Connecticut would get $100 million to build a hospital. About 800,000 Florida seniors could keep certain Medicare benefits. Asbestos-disease victims in tiny Libby, Mont., and some coal miners with black lung disease or their widows would get help, and there are prizes for Louisiana, the Dakotas and more states.

"We're going to do what we have to do to get a bill out of the House and Senate," said James Manley, spokesman for Senate Majority Leader Harry Reid, D-Nev. As for Obama's wish list of deletions: "We'll certainly keep it in mind as we pull together a final bill."

That tepid salute underscores the prickliness with which many senators have greeted what they consider Obama's meddling in their business and raises questions about how successful the president will be in erasing the special projects from final legislation.

It also highlights a spat between a White House and Senate, dominated by the same party, that the president has ignited just as he needs to garner support to finally push his No. 1 legislative goal to passage over monolithic Republican opposition and nervous Democrats.

Obama's proposal to eliminate state-specific items comes with polls finding heightened public opposition to backroom political deals. Republicans have been happy to fan that discontent. Many Democrats, particularly House moderates facing tight re-election battles this fall, are eager to dissociate themselves from such spending.

The president wants votes from House Democrats "who were deeply offended by those provisions in the Senate bill," said Sheryl Skolnick, who analyzes federal health legislation for CRT Capital Group of Stamford, Conn. "Clearly the math was, 'I gain more in the House by taking out those provisions than I lose in the Senate.'"
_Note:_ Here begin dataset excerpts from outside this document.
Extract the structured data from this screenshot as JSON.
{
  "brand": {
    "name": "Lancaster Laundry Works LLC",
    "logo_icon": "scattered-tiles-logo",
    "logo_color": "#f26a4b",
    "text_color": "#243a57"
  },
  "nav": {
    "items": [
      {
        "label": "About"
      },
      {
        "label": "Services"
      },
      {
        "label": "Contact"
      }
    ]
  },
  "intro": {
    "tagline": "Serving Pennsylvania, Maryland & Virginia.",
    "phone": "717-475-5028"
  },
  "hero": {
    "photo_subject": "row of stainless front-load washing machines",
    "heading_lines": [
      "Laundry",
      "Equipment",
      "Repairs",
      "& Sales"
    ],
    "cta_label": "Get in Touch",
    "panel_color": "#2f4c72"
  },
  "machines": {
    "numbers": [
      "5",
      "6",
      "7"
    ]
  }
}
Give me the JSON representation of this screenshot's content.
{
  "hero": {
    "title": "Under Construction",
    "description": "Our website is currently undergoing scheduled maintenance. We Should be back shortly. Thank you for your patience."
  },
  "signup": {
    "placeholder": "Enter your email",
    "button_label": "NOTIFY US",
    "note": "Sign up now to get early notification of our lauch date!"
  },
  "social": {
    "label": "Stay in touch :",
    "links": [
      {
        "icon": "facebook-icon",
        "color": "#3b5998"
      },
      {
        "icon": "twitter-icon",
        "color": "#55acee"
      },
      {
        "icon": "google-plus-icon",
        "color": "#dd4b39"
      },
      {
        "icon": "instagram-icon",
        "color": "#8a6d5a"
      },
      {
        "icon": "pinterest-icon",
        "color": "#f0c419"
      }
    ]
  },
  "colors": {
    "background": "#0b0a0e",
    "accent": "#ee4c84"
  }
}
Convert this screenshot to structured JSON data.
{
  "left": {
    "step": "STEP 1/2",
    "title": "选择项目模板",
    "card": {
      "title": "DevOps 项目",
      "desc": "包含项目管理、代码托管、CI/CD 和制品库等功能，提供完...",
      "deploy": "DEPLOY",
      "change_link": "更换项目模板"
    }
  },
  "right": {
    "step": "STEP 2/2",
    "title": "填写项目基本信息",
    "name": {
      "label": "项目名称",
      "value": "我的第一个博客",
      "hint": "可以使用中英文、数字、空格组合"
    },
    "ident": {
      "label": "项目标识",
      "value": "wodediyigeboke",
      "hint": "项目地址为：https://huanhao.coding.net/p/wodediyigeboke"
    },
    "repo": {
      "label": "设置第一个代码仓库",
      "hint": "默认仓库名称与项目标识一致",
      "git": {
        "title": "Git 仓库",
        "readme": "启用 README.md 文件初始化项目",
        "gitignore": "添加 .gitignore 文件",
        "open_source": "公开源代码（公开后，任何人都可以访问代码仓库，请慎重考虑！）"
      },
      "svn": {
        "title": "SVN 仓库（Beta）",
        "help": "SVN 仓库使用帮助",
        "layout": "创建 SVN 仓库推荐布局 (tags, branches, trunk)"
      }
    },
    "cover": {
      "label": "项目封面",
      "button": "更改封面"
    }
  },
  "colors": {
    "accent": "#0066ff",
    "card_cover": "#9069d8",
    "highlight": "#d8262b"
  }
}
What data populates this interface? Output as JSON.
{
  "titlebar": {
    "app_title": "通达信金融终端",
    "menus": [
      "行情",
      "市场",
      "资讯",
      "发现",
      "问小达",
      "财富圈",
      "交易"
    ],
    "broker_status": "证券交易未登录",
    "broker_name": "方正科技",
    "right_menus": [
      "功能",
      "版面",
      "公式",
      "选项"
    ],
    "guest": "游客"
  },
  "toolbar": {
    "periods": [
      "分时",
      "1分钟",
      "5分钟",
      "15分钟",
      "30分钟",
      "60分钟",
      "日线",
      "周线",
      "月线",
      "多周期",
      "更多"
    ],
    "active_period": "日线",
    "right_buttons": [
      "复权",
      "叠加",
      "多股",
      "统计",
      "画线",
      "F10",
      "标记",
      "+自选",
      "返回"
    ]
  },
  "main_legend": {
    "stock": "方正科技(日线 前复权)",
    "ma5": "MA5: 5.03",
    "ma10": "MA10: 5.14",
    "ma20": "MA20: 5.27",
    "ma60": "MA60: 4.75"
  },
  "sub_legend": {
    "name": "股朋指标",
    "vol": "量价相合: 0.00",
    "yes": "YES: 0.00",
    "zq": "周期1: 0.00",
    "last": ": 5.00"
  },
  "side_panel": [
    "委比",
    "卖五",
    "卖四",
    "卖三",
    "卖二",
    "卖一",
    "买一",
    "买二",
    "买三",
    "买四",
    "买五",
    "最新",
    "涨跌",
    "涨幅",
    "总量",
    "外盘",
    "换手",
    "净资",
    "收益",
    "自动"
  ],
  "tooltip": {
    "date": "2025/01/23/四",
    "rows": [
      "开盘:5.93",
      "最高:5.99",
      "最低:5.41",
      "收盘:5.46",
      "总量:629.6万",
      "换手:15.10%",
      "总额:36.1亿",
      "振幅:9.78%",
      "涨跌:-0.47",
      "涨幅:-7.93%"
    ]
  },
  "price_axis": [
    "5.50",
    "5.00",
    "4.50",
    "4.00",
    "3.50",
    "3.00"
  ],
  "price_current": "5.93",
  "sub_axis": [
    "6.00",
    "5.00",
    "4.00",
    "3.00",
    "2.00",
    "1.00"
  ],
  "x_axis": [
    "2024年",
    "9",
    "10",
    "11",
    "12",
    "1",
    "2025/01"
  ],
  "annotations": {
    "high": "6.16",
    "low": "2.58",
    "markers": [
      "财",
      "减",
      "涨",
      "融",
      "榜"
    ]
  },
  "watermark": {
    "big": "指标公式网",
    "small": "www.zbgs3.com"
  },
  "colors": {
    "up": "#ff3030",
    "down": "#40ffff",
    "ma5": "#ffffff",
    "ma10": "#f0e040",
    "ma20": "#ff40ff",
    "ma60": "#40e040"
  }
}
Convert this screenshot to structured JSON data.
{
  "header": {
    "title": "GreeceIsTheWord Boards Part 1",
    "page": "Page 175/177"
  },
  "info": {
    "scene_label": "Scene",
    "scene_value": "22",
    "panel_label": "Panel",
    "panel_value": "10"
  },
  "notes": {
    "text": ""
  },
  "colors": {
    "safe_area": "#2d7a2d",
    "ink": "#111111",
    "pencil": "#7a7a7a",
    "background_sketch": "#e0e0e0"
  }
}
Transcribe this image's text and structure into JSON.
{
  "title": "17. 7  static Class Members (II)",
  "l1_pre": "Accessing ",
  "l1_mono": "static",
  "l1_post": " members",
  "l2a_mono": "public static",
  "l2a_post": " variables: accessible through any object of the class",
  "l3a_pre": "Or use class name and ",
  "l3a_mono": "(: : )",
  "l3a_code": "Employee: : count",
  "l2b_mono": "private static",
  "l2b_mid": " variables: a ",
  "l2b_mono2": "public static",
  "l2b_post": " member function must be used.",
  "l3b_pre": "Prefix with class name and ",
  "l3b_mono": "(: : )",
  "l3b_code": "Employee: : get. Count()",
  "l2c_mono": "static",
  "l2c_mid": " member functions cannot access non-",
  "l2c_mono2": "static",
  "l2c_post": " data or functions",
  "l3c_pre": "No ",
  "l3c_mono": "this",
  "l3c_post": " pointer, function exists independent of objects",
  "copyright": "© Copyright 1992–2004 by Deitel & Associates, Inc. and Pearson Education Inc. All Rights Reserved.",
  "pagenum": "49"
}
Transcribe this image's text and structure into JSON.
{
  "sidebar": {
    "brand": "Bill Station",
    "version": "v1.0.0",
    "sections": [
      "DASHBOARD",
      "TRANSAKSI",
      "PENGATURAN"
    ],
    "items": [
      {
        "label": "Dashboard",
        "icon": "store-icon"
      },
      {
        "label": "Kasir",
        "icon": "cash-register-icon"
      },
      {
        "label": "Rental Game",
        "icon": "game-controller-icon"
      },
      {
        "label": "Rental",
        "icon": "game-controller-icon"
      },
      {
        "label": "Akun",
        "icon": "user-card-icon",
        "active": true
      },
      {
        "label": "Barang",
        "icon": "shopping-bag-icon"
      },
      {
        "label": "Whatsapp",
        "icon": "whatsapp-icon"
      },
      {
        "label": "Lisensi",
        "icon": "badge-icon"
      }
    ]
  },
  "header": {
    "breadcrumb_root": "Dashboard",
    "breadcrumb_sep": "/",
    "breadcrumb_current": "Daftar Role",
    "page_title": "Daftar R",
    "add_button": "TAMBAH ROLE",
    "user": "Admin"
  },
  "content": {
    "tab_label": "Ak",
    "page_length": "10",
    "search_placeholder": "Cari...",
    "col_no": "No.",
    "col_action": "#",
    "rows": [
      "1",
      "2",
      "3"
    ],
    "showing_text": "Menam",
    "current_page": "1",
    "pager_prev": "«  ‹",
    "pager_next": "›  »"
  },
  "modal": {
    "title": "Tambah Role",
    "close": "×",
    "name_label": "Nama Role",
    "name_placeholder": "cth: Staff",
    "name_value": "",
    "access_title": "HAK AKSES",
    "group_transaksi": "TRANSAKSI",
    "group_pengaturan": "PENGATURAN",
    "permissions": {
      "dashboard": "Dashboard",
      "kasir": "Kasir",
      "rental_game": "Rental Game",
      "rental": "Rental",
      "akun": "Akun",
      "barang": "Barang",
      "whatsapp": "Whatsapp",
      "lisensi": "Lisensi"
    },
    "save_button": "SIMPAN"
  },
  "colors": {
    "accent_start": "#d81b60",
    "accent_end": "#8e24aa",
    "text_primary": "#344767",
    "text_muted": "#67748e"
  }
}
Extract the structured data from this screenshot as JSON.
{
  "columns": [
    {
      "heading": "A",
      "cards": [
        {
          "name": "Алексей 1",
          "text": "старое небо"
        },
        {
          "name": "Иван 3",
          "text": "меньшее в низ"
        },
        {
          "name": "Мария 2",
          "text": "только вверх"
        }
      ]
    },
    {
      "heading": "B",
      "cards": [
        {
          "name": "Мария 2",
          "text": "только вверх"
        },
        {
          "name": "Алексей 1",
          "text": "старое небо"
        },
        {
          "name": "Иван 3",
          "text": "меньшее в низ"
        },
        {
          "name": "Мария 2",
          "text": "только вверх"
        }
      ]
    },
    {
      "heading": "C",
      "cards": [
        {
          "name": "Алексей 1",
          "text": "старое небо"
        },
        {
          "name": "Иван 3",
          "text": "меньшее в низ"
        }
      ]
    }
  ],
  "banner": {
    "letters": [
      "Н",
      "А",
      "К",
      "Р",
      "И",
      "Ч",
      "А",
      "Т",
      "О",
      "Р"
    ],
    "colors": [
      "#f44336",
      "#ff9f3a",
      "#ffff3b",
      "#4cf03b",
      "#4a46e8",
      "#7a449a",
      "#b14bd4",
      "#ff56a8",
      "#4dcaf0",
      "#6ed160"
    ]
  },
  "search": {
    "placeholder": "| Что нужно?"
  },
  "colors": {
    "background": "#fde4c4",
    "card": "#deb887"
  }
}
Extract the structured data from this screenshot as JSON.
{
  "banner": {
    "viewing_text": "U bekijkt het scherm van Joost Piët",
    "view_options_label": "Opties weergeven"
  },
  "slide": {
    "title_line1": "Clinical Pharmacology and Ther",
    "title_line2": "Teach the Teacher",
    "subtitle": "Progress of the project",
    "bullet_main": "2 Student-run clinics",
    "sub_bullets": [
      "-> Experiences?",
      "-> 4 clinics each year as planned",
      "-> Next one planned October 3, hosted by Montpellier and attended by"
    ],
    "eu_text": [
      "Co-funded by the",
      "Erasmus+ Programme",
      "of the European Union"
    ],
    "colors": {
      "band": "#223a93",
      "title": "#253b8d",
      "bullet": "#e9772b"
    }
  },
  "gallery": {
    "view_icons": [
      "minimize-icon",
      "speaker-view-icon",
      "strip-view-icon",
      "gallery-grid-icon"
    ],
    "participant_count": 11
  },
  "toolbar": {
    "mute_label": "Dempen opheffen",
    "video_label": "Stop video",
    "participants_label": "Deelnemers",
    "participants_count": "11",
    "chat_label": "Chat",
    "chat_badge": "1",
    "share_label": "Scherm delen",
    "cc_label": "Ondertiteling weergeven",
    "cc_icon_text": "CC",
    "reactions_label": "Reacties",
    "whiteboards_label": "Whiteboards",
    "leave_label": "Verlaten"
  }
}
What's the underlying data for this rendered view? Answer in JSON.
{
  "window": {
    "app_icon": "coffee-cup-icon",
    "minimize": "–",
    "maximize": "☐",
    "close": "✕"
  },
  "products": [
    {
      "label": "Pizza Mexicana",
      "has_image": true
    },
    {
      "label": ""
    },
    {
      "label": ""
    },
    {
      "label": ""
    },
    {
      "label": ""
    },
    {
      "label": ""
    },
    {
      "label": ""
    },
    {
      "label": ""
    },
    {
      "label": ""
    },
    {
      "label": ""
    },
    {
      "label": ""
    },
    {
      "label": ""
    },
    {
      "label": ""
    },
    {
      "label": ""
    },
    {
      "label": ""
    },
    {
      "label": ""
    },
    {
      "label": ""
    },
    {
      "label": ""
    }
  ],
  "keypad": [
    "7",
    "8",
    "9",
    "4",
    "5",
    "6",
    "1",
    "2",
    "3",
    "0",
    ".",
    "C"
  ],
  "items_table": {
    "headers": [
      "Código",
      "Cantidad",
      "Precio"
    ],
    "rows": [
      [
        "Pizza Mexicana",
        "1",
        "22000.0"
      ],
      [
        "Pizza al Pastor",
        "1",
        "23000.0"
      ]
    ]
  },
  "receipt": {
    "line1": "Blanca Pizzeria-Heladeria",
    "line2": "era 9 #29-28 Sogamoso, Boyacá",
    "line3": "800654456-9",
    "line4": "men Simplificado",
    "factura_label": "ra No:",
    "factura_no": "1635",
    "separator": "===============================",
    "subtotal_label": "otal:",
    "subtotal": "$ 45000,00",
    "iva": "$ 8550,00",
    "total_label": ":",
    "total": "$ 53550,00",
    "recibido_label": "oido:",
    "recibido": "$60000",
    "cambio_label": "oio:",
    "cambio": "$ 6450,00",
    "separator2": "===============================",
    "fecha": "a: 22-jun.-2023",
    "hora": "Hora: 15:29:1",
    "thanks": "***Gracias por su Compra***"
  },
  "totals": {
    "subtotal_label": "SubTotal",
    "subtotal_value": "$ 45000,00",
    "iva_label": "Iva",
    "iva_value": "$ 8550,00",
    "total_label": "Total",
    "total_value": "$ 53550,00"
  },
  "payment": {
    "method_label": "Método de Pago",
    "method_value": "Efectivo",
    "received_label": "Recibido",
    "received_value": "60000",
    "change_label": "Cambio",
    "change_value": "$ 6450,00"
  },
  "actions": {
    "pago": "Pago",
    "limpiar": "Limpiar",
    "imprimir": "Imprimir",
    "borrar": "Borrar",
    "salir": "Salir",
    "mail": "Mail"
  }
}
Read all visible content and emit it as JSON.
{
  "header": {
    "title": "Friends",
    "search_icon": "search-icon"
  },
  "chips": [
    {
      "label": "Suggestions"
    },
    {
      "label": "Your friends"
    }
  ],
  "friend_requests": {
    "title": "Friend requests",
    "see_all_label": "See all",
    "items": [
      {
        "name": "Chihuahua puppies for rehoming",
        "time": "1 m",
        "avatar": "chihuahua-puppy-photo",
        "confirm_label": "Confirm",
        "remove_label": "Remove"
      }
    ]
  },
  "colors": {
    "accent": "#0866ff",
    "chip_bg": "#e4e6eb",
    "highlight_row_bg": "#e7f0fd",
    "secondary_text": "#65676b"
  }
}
Obama has railed against the "ugly process" of cutting special deals, but the president and his top advisers were prime players in negotiations on the agreements to win votes and push the legislation forward.

Republicans say Obama's push to remove deals for states won't help. Because every Democratic senator voted for that chamber's bill and all its special provisions, even voting later to remove them leaves those Democrats in a pickle, Senate Minority Leader Mitch McConnell, R-Ky., told reporters Friday.